- Born: Betty Louise Floyd October 12, 1929 U.S.
- Died: c. December 13, 1974 (aged 45) San Francisco, California, U.S.
- Cause of death: Beating
- Body discovered: January 17, 1975
- Occupation: Bookkeeper
- Known for: Victim of unsolved murder

= Murder of Betty Van Patter =

Bookkeeper for the Black Panther Party, killed in 1974 in California, USA

Betty Louise Van Patter (née Floyd; October 12, 1929 - c. December 13, 1974) was a bookkeeper for the Black Panther Party, although she herself was white. Van Patter was murdered, a crime which remains unsolved.

==Biography==
Van Patter worked as a bookkeeper for Ramparts magazine, and was introduced in 1974 to Panther leader Elaine Brown by the magazine's co-editor, David Horowitz, who had created the Educational Opportunities Commission for the Panthers. He suggested Van Patter as bookkeeper for the commission, and Brown hired her in June 1974. Van Patter went missing on December 13, 1974. On January 20 of the following year, her severely beaten corpse was found floating in San Francisco Bay.

Van Patter discovered major discrepancies in how the party managed its finances and warned that they were facing major tax problems. Elaine Brown wrote in her 1993 memoir, A Taste of Power, that she fired Van Patter after telling her to "cease her interrogations" and Van Patter refused. “Our accountants and tax lawyers could hold off the IRS,” Brown wrote. “It was for the party to keep our affairs in order. Betty Van Patter was showing herself useless in that endeavor, her nose in our business more than our books.”

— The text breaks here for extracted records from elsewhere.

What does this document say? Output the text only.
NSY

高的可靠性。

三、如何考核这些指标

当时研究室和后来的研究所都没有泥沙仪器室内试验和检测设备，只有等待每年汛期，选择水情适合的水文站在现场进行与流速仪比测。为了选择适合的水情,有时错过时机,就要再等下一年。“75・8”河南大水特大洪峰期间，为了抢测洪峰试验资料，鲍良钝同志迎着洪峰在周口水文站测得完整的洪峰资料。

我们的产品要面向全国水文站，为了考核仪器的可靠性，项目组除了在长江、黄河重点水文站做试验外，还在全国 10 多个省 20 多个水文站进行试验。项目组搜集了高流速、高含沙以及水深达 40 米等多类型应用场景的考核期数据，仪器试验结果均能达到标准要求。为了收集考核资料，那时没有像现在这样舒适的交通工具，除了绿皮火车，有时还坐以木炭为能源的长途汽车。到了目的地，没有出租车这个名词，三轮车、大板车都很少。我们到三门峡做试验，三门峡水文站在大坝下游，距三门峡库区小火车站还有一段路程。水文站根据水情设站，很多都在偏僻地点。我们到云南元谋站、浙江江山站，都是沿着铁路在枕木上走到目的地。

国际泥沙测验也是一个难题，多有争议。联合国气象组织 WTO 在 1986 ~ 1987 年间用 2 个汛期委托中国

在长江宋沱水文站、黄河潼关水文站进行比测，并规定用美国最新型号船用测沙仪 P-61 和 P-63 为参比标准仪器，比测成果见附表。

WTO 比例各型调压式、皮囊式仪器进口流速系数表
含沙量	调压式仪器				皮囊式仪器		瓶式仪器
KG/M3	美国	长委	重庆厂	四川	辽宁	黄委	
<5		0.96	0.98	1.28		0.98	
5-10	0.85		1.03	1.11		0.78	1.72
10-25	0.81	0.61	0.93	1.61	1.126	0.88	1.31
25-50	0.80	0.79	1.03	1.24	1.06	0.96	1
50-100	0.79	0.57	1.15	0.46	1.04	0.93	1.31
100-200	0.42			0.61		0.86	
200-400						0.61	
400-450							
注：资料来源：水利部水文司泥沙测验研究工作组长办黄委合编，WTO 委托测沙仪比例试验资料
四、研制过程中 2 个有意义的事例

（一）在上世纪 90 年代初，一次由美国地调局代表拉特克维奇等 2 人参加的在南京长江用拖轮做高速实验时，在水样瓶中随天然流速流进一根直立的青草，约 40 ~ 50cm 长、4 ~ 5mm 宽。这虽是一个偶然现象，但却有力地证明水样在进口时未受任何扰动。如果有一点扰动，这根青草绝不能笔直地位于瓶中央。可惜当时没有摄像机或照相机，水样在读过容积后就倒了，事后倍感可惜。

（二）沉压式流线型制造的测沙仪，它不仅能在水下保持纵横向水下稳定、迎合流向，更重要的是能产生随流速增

There was insufficient evidence for police to charge anyone with Van Patter's death, but the Black Panther Party was "almost universally believed to be responsible," wrote journalist Frank Browning in 1987. Ken Kelley, a former associate of Huey P. Newton, claimed in 1989 that Newton told him that he had ordered Van Patter's murder, and that she had been tortured and raped before being killed. Christopher Hitchens wrote in the Los Angeles Times in 2003 that: "There is no doubt now, and there was precious little then, of the Panther leadership's complicity in this revolting crime."